Tunisia - Rise to power



A few months after his return, Ben Ali became secretary of state for National Security; he was then named minister of national security in October 1985, and minister of interior in April 1986. In that same year, he was made undersecretary general of the RCD party. The final appointment under Bourguiba came on 2 October 1987 when he was appointed prime minister and secretary general of the party.

According to Article 57 of the 1959 Tunisian Constitution then in effect, the prime minister was to assume the presidency in case of death, resignation or permanent inability of the president. Using this provision, Ben Ali deposed Bourguiba on 7 November 1987. The former president, who was 84, was judged by most people as having become mentally unstable, senile, erratic and more dictatorial than ever. His ouster was, therefore, almost unanimously welcomed by the Tunisians.

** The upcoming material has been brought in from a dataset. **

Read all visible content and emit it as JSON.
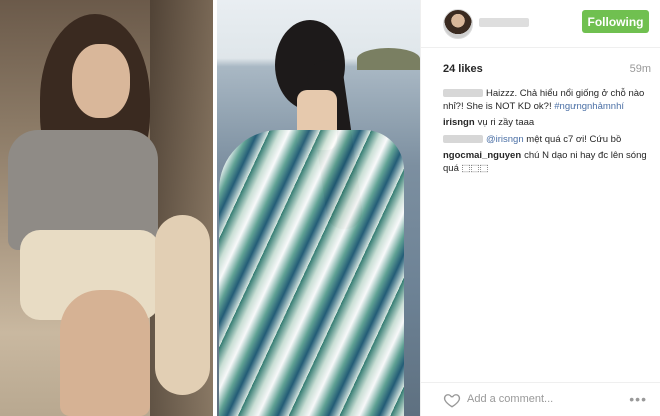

Since taking power in 1987, Ben Ali has run for president three times. After his first election he pushed through amendments to the Constitution that made the president of the Chamber of Deputies, rather than the prime minister, the successor to a president unable to continue in office. Furthermore, that individual would then be precluded from running for the office in new elections, thus precluding the route to power that he had used. In the first two elections, in 1989 and 1994, he ran unopposed. In the 1999 elections he faced two opponents, Mohamed Belhaj Amor, who garnered0.3% of the votes and Abderrahmane Tlili, who received0.2% of the votes. Two other potential candidates were arrested after announcing their intention to run: Abderrahmane el-Hani, a lawyer and leader of a political party that the government would not recognize, and Moncef Marzouki, a vocal critic of the regime's human rights record.